石丸幹二/真彩希帆/Dream Ami/川上一哉/畠中洋/佐藤誓/栗原英雄

 

 鹿賀丈史さん主演版を観て以来の「ジキル&ハイド」再見です。石丸幹二さんって端正で理性的、洗練された紳士のイメージが強くて(←個人の意見です)、ジキルはぴったりだけどハイドは果たして……?と思い敬遠してたんですよね。その石丸さん、今回がラストステージになるということなので観ておきたいと思い足を運びました。石丸さん、ゴメンナサ~イ🙇‍♀️勝手な先入観に捉われていました。とーっても良かったです🎊

 

 お話はスティーヴンソンの原作とはだいぶ違っています。まず、原作小説は1886年に出版され、特定の時代には言及されていないけど、本作は1888年を舞台にし、切り裂きジャック事件が起こった年と重ねてある

 科学者ジキルが「人間の善と悪を分離する薬」を発明して自分を人体実験台にし、悪事を働いていくのは小説と同じだけど、そこに絡む、ジキルの婚約者エマと、ジキルが惹かれた娼婦ルーシーという2人の女性は、原作では出てきません

 ジキルの薬に嫌悪を示す病院の理事たち(=裕福な権力者)は、仮面を被った表の顔と利己的な裏の顔があり(例えば、そのひとり大司教は聖歌隊の少年にセクハラをしている😖)、変身したハイドは彼らを殺していくというのも本作だけの設定善と悪、愛と欲望、慈善と偽善など、さまざまな対立構造に焦点を当てているんですね

 また、ジキルが薬を開発した理由は「精神を病んで自分をコントロールできなくなっている父親を救いたい」からだとして、そこからさらに、人間から悪の要素を取り除き完全に善なる存在になれば、この世から戦いはなくなり平和になる、というジキルの理想につなげています。自分を制御できなくなり勝手にハイドに変身してしまった彼が、その場で親友ジョンに撃ち殺されるところで物語が終わるのも、原作とは違うドラマティックな終焉です。

 

 石丸幹二さんが表現する善&悪のキャラクター、もともと悪の資質が隠れていてそれが解放され恍惚となる……というふうではなかったな。序盤は完璧なジェントルマン&科学者、科学の力を肯定している真っ直ぐな人間でした。人は二面性を持っていると主張するけど、彼自信の中に悪の芽があるとはとても思えない。それは石丸さんのキャラそのものなので全く自然です。自分の研究を嘲笑・拒否されたことで焦りと怒りを覚え、研究・実験を続けたいという(この時点では純粋な)欲望がモヤ~っと湧いてくる。そこも、石丸ジキルだったらそうなるだろうと思わせる流れです。

 

 それだけに、ハイドになって見せる悪性とのギャップが激しかった💥 でも、隠れていた自分の野獣性が解き放たれそれに酔いしれるというより、その資質が自分にあることに驚愕し恐れ慄き、でも少しずつ、別の自分になってみたいという欲望に不本意にも支配されていくような感じ。そうやってエスカレートしていくところは色っぽくさえありました💖 ハイドによる束縛と支配がどんどん強くなり自分を締め付けていく、精神をハイドに蝕まれていく、その苦しさと戦いながら、自分の中にあるハイドの要素に最後まで抗っているように見えた。

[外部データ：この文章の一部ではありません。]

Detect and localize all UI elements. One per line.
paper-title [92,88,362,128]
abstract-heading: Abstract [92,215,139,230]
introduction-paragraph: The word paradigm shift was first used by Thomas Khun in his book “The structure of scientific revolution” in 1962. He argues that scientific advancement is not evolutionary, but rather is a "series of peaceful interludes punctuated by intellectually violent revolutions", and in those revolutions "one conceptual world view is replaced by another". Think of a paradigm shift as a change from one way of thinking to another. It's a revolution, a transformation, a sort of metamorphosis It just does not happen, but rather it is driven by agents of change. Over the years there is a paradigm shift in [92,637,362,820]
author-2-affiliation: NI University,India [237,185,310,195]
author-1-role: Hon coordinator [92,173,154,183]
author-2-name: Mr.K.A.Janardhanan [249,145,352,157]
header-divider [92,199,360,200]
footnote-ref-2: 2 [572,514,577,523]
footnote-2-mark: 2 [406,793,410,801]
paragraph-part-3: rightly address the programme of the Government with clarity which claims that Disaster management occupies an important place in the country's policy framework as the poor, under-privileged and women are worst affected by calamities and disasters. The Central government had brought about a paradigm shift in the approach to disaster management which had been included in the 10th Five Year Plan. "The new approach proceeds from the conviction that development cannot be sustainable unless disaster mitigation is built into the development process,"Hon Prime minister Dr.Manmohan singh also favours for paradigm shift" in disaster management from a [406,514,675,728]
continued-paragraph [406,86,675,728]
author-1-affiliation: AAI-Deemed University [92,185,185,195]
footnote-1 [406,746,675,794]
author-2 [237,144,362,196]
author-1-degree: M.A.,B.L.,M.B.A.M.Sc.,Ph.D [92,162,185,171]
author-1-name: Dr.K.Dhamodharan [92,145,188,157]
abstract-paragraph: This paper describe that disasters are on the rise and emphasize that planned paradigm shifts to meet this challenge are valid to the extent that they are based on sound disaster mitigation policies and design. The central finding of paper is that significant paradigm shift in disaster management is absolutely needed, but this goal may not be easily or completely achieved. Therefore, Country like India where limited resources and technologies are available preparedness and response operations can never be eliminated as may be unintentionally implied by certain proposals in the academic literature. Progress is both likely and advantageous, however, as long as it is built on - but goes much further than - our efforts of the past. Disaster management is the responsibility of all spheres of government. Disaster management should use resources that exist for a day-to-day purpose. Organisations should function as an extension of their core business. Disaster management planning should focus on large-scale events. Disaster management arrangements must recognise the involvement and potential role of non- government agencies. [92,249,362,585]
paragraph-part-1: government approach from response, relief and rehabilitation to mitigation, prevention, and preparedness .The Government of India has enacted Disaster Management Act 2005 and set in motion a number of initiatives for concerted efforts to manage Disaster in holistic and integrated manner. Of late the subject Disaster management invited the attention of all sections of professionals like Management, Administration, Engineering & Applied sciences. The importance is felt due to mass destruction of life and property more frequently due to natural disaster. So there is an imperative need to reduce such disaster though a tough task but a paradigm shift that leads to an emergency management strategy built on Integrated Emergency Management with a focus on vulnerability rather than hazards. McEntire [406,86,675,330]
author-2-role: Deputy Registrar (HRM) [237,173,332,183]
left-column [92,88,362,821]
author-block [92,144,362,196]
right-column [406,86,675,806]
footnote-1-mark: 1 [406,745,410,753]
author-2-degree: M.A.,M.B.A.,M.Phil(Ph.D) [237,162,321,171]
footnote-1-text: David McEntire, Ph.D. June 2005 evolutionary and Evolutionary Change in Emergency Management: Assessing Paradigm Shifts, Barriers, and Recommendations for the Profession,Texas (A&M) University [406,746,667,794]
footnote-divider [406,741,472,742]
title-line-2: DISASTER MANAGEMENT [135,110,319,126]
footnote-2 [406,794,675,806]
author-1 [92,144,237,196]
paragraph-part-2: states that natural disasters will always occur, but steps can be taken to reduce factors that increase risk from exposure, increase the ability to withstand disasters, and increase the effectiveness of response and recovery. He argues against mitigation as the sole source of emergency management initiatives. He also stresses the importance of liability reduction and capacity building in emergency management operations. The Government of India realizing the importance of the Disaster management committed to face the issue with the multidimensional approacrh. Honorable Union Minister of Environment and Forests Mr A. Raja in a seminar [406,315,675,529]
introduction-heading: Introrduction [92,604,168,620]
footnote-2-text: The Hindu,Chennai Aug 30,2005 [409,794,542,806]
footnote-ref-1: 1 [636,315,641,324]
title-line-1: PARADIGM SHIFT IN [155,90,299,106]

 また、時々ジキルとハイドが混在しているような見せ方があったんですよね、ジキルのセリフの中にハイドが見え隠れするような、ジキルだけどハイドっぽい邪の面がのぞくような。意図してそう演じているのだとしたら人間の性格を構成する要素の複雑さみたいなもの(善と悪の二面性だけでは語りきれないもの)があることを表現しているみたいで、面白いと思いましたね。

 

 ハイドに変身した自分をもはやコントロールできなくなり、最後に叫ぶ「私を自由にしてくれ……!」が辛かった😭 あのときの彼は、エマに襲いかかろうとしたのではなく、まだジキルの一部が残っていてエマに助けを求めようとしたのだろうか。それにしても、ワイルドでしゃがれた高笑いを上げる下品な石丸さんも想像外でビックリしたけど、ルーシーの衣装の肩をはずし舌をベロベロ出して背中を舐める獣化した石丸さんにはエエエ~ッてなりましたね😅

 演技がとても繊細で、微妙なニュアンスもちょっとした動きで表現できるのはさすがです。当然ながら歌の力は圧倒的。時に華やかに時に怪しく、歌い上げたり語りかけたり独白したり、さまざまな歌唱のスタイルで聴かせる、魅せる。冒頭の「闇の中で」「知りたい」で一気にその世界に引き込まれたし、「時が来た」はショーストッパー、「対決」の表現も素晴らしかったな。

 

 ルーシーとエマ、女性2人についてはかなりステレオタイプな人物造形で、役柄としては面白味はないんですが(脚本の問題)、役者さんはとてもよかったです。ルーシー役の真彩希帆さん、艶めかしさの中に時々現れる純真さのバランスが絶妙で、凛とした芯を持ちながらどことなく寂しさを纏っている感じは、ちょっとミステリアスでもありました。歌は力がありのびやかで美しかった。エマ役のDream Amiさんも可憐でお嬢さま風な作りをよく出していたと思う。ルーシーとエマのデュエット「その目に」は同じ歌詞だけど、それぞれの立場によって意味が全く違っていて面白かったです。